Algernon Pharmaceuticals to File End-of-Phase 2 Meeting Request with U.S. FDA for Possible Ifenprodil Phase 3 COVID-19 Trial
VANCOUVER, British Columbia, April 08, 2021 (GLOBE NEWSWIRE) -- Algernon Pharmaceuticals Inc. (CSE: AGN) (FRANKFURT: AGW) (OTCQB: AGNPF) (the “Company” or “Algernon”) a clinical stage pharmaceutical development company, is pleased to announce that it plans to formalize discussions with the U.S. Food and Drug Administration (“FDA”) by filing an End-of-Phase 2 meeting request (EOP2) based on the completion of the Phase 2b part of its Phase 2b/3 COVID-19 trial (the “Study”) of NP-120 (Ifenprodil).
Algernon has now completed its initial review of the full data set from the Study and will be seeking guidance from the FDA on moving forward with a potential Phase 3 study.
The purpose of an EOP2 meeting is to facilitate interaction between the FDA and sponsors who seek guidance related to clinical trial design, to determine the safety of proceeding to Phase 3, to evaluate the Phase 3 plan, including protocols and endpoints for adequacy, and to identify information necessary to support a marketing application.
As part of the EOP2 meeting request, the Company is preparing a briefing package that includes a summary of Study data and a protocol synopsis for a potential Phase 3 trial.
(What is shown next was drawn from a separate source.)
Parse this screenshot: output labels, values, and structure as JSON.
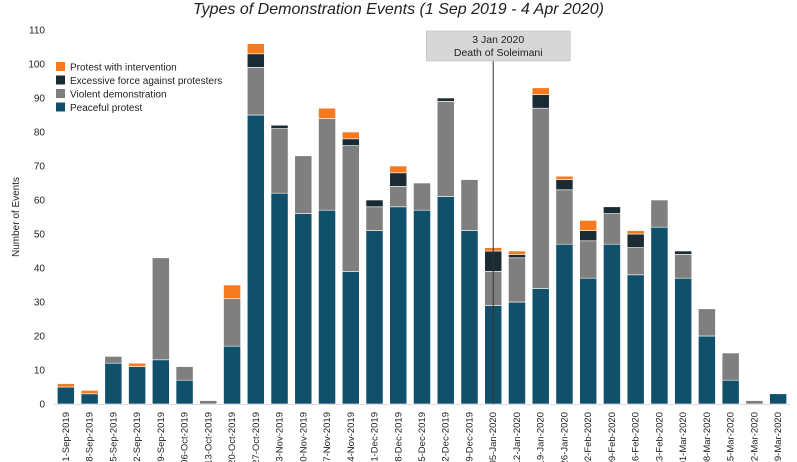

The EOP2 meeting is an essential part of the process to help guide the Company and determine the next steps forward.
The EOP2 meeting will focus on the data from three key endpoints from the Study including all-cause mortality, oxygenation (SpO2) and time in ICU, from the 20mg Ifenprodil treatment arm.
The Company has been reviewing the data from the 40mg Ifenprodil treatment arm of the Study. While the full data set review confirmed no significant changes were observed compared to the untreated arm of the Study, the data showed a negative dose effect trend with some clinical outcomes.
As a complex receptor, NMDA’s relationship with drugs that stimulate or inhibit it is not completely understood. In some cases of being inhibited or antagonized, the receptor, instead of shutting down, appears to protest over-inhibition, possibly leading to adverse responses in patients. This has been identified in studies of Memantine and Ketamine, also NMDA receptor antagonists.
This may represent a class effect observed at doses higher than those at which a more customary dose-response relationship is shown, and as such, may inform observations on the 40mg dose data. There was very little historical data to guide dosing for this Study of Ifenprodil in COVID-19 patients, and the Company chose to include a high dose 40mg treatment arm in the Study, in view of Ifenprodil’s considerable safety record.